Thomas Ziebula: Abels Auferstehung

„Die große Kreuzung […] war von demonstrierenden Menschen, berittenen Soldaten und Kraftwagen der Reichswehr verstopft. Gewerkschaften und linke Arbeitervereine protestieren gegen die geplante Erhöhung der Fahrpreise für die Elektrische und die Besetzung Leipzigs durch General Maerckers Truppen. Geschrei, Sprechchöre und Schüsse waren zu hören.“ (S. 443)

In Leipzig brodelt es. 1920 stehen viele Veränderungen an. Während in der Politik mit harten Bandagen gekämpft wird, kommen traumatisierte Soldaten aus der Gefangenschaft zurück. Jeder von ihnen braucht einen Brotberuf. Doch nicht jeder bekommt auch einen. Gleichzeitig werden viele Frauen aus ihrem Beruf und in die Verarmung gedrängt.

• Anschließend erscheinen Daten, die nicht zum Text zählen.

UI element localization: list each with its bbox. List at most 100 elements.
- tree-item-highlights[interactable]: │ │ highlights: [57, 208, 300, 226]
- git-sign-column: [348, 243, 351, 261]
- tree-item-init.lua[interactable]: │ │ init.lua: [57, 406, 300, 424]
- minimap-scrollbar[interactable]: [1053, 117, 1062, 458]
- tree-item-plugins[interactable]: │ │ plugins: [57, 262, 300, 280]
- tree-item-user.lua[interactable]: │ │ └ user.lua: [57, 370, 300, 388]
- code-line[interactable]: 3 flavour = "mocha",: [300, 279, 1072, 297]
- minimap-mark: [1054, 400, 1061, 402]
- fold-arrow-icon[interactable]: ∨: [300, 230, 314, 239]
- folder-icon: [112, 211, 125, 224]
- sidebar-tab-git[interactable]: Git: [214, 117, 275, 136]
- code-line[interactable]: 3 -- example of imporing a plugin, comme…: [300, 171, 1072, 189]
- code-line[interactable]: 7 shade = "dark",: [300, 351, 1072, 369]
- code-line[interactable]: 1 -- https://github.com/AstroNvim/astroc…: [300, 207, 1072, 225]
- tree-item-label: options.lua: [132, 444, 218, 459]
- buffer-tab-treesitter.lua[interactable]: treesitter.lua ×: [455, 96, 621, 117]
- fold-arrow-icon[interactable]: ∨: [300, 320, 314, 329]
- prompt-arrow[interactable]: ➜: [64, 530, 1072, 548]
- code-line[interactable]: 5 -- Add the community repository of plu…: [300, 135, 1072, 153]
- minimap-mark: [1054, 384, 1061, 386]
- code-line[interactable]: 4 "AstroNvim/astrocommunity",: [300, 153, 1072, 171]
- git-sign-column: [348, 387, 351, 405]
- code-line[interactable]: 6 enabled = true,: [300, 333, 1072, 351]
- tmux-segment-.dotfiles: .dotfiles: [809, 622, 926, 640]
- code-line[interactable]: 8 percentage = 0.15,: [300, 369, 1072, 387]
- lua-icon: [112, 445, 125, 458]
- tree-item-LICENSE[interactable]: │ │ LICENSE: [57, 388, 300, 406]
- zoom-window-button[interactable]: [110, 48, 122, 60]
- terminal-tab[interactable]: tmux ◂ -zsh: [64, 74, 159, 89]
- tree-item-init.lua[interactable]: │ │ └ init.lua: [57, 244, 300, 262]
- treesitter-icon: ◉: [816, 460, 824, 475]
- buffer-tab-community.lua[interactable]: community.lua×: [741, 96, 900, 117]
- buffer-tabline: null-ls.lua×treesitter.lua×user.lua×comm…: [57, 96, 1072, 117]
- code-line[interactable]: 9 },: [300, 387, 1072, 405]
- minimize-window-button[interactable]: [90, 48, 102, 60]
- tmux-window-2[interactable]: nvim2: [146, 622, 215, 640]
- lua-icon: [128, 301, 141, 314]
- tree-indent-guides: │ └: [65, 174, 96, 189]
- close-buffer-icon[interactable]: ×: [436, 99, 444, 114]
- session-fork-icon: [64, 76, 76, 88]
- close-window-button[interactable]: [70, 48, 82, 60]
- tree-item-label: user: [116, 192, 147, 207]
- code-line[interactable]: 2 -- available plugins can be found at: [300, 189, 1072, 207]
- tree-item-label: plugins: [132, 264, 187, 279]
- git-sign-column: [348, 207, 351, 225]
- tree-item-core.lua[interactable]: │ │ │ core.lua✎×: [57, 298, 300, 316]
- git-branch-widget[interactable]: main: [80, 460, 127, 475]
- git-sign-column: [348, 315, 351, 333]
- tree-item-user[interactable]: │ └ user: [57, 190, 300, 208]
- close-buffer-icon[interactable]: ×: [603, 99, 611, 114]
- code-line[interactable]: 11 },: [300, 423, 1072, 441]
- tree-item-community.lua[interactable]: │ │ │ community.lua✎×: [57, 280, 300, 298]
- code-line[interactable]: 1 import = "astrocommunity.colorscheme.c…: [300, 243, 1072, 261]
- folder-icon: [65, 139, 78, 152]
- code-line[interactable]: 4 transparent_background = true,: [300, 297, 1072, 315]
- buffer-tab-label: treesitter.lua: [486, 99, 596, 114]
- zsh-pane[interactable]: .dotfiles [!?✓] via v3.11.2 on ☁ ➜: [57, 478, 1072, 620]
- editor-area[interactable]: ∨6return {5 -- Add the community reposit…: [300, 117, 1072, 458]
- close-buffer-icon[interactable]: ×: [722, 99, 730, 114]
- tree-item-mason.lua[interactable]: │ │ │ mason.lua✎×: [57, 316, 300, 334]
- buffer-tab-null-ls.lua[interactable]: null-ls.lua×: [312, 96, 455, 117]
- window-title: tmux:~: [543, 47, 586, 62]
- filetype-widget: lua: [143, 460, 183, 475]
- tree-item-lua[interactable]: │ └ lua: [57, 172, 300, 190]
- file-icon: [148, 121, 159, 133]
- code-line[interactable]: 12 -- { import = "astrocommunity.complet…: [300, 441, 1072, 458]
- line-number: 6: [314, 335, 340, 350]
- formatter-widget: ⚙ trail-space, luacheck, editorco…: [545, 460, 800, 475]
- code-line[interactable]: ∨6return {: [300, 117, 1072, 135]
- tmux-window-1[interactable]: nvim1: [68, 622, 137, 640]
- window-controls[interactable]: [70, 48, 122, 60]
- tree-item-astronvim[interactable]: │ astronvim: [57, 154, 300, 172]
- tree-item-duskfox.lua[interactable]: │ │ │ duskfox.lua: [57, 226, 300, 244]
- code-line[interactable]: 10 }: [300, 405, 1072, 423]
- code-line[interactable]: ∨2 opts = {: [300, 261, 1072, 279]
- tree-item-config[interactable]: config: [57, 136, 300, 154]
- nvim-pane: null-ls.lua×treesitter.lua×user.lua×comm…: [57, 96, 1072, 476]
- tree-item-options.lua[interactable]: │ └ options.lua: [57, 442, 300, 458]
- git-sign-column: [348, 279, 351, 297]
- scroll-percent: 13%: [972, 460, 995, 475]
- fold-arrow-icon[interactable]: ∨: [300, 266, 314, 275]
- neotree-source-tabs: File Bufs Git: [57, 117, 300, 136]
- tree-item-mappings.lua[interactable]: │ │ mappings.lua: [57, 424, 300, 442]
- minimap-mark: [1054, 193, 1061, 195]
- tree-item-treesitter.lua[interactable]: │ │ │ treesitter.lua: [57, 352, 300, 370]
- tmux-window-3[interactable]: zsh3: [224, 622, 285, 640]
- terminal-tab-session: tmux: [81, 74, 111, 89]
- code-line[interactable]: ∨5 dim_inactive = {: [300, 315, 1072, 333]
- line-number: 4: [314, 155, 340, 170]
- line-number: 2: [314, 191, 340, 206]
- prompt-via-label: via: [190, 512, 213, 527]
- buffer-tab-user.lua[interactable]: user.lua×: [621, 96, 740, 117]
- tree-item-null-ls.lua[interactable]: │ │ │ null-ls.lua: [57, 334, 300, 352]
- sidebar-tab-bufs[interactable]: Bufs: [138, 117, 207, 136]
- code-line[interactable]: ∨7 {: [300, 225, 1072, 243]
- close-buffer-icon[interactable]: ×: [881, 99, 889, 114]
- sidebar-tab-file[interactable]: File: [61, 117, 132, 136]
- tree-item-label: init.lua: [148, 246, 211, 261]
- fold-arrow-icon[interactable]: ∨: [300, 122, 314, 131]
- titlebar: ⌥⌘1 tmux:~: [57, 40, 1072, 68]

Auch die Karriere von Kommissarinspektor Paul Stainer ist in Gefahr. Nach der Beerdigung seiner Frau muss er den Mord an einen Künstler aufklären, der sich vor kurzem duelliert hat.

Weitere Morde folgen, und es sieht so aus, als handele es sich um einen Einzeltäter. Während Stainer und seine Kollegen nach dem verbindenden Motiv suchen, intrigieren ein paar seiner Kollegen gegen Stainer. Ihm droht die Degradierung.

Thomas Ziebula schickt seine Leser auch in seinem zweiten Kriminalroman in die Vergangenheit. Sein Kriminalinspektor Paul Stainer kämpft mit den Folgen traumatischer Erlebnisse und trauert um seine Edith. Der Autor zeigt einen sympathischen, klugen Ermittler, der viele Widrigkeiten gleichzeitig händelt.

Neben Stainer sind auch alle anderen Charaktere schön ausgearbeitet und könnten echte Menschen sein. Selbst die Nebenfiguren haben eine erkennbare Biografie, so dass ihre Wünsche und Motive für ihr Handeln nachvollziehbar sind. Das Gleiche gilt für das Lokalkolorit, das eine spannende und unterhaltungsreiche Zeitreise vervollständigt. Seine Frauenfiguren wie zum Beispiel die furchtlose Reporterin oder Rosa Sonntag, eine Barbesitzerin, Künstlerin und Sängerin, machen bei der Lektüre Freude. Es sind eigenständige Frauen, die für ihre Ziele zu kämpfen wissen. Stainer begegnete Rosa bereits im ersten Kriminalroman, als diese entführt wurde und getötet werden sollte.

Thomas Ziebula, der bereits sehr erfolgreich Fantasy- und historische Romane geschrieben hat, legt seine Geschichten auf ein breites Fundament, in dem verschiedene Erzählperspektiven die Handlung auf scheinbar natürliche Weise vorantreiben. Der in jeder Hinsicht gelungene Kriminalroman zeigt ein quirliges Stadtleben mit vielen Facetten.

Auch wenn der zweite Roman eine eigenständige Geschichte hat, empfiehlt es sich, zuerst mit dem ersten Buch Der rote Judas zu beginnen. Denn es bereitet große Freude, die Entwicklung einiger Charaktere zu begleiten.

„Ich kenne nur wenige Gäste mit Nachnamen, weißt du? Studenten sowieso nicht, es sei denn, sie werden später Oberbürgermeister, Regierungsrat oder Bankdirektor oder schlagen sonst irgendeine Verbrecherkarriere in Leipzig ein.“ (S. 161)

Thomas Ziebula: Abels Auferstehung.
Wunderlich, Januar 2021.
464 Seiten, Gebundene Ausgabe, 20,00 Euro.

Diese Rezension wurde verfasst von Sabine Bovenkerk-Müller.